Machine learning applications are often hard to test due to their imminent lack of transparency during runtime. Evolutionary algorithms can, however be tested if some assumptions can be made.

For the sake of simplicity, we can assume the following:

  • The application consists of a single public function bool guessBool(text).
  • The input text should allegedly contain some text representation of a bool.
  • We have some samples that can be used to train the underlying models.
  • We have some other samples that we can test the method with.
  • We do not test metrics with training data.
  • The underlying model is somewhat exposed during training and testing.

Now, we need to identify the most important aspects of our function. These aspects will vary greatly from application to application. For reference, I will use the following criteria:

  1. The function should be as accurate as possible in terms of exact matches.
  2. The underlying model should improve over time.

Now, we can see that the goals are connected to each other. In order to test the functionality, we can use the first criterion as a metric to test the second.

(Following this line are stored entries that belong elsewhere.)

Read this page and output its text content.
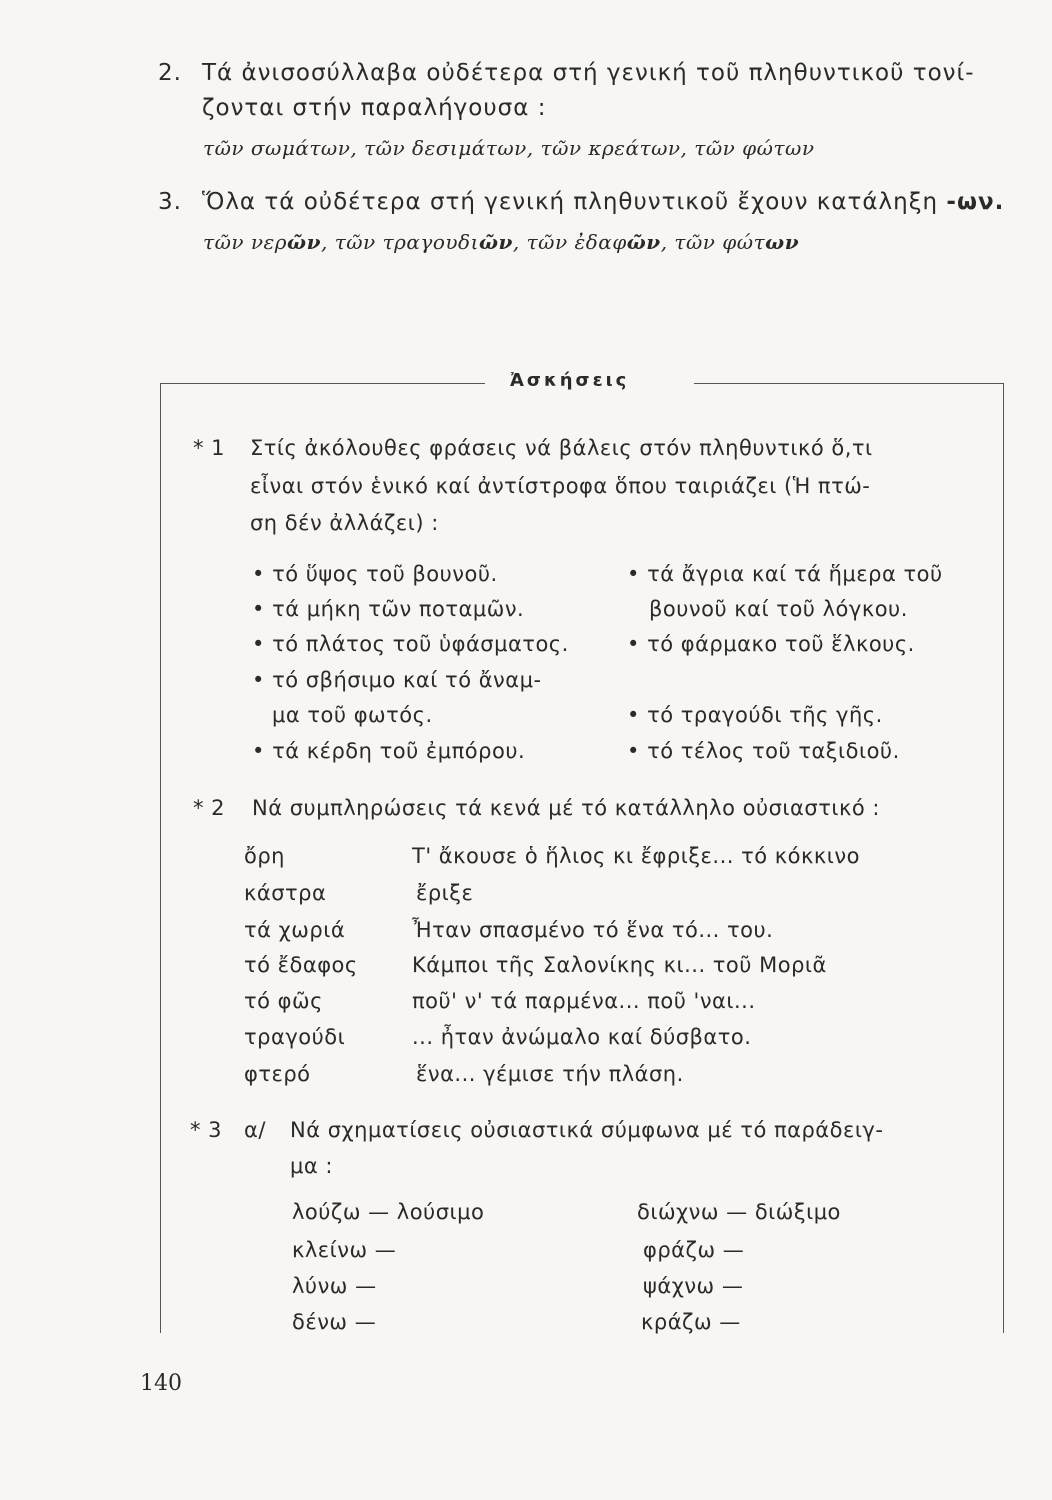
2. Τά ἀνισοσύλλαβα οὐδέτερα στή γενική τοῦ πληθυντικοῦ τονί-
ζονται στήν παραλήγουσα :
τῶν σωμάτων, τῶν δεσιμάτων, τῶν κρεάτων, τῶν φώτων
3. Ὅλα τά οὐδέτερα στή γενική πληθυντικοῦ ἔχουν κατάληξη -ων.
τῶν νερῶν, τῶν τραγουδιῶν, τῶν ἐδαφῶν, τῶν φώτων
Ἀσκήσεις
* 1 Στίς ἀκόλουθες φράσεις νά βάλεις στόν πληθυντικό ὅ,τι
εἶναι στόν ἑνικό καί ἀντίστροφα ὅπου ταιριάζει (Ἡ πτώ-
ση δέν ἀλλάζει) :
• τό ὕψος τοῦ βουνοῦ.
• τά μήκη τῶν ποταμῶν.
• τό πλάτος τοῦ ὑφάσματος.
• τό σβήσιμο καί τό ἄναμ-
μα τοῦ φωτός.
• τά κέρδη τοῦ ἐμπόρου.
• τά ἄγρια καί τά ἥμερα τοῦ
βουνοῦ καί τοῦ λόγκου.
• τό φάρμακο τοῦ ἕλκους.
• τό τραγούδι τῆς γῆς.
• τό τέλος τοῦ ταξιδιοῦ.
* 2 Νά συμπληρώσεις τά κενά μέ τό κατάλληλο οὐσιαστικό :
ὄρη
κάστρα
τά χωριά
τό ἔδαφος
τό φῶς
τραγούδι
φτερό
Τ' ἄκουσε ὁ ἥλιος κι ἔφριξε... τό κόκκινο
ἔριξε
Ἦταν σπασμένο τό ἕνα τό... του.
Κάμποι τῆς Σαλονίκης κι... τοῦ Μοριᾶ
ποῦ' ν' τά παρμένα... ποῦ 'ναι...
... ἦταν ἀνώμαλο καί δύσβατο.
ἕνα... γέμισε τήν πλάση.
* 3 α/ Νά σχηματίσεις οὐσιαστικά σύμφωνα μέ τό παράδειγ-
μα :
λούζω — λούσιμο
κλείνω —
λύνω —
δένω —
διώχνω — διώξιμο
φράζω —
ψάχνω —
κράζω —
140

After converting the first criteria to a metric, we can test the method through the following pseudo-code:

modelAccuracy(trainingSamples, testingSamples) {
    model = new BoolGuesser(trainingSamples)

    accuracy = 0
    for sample in testingSamples:
        bool guess = model.guessBool(sample.text)
        if guess == sample.realValue:
            accuracy += 1

    return accuracy / trainingSamples.size
}

y = x * 10
accuracyX = modelAccuracy(getTrainingSamples(x), getTestingSamples(x))
accuracyY = modelAccuracy(getTrainingSamples(y), getTestingSamples(y))

if accuracyY < accuracyX:
    fail()
else
    success()

It is important that we do not fail if the accuracy is the same. Thus, a strict comparison is used with the condition that we fail the test if the accuracy is not worse. In our case, we may not be able to guarantee strict improvement.

What if the accuracy is already 100%? Of course, we would be happy. Sadly, the world is not perfect, and 100% accuracy is rarely achieved in machine learning applications.

Now, please prove me wrong with your excellent machine learning algorithms.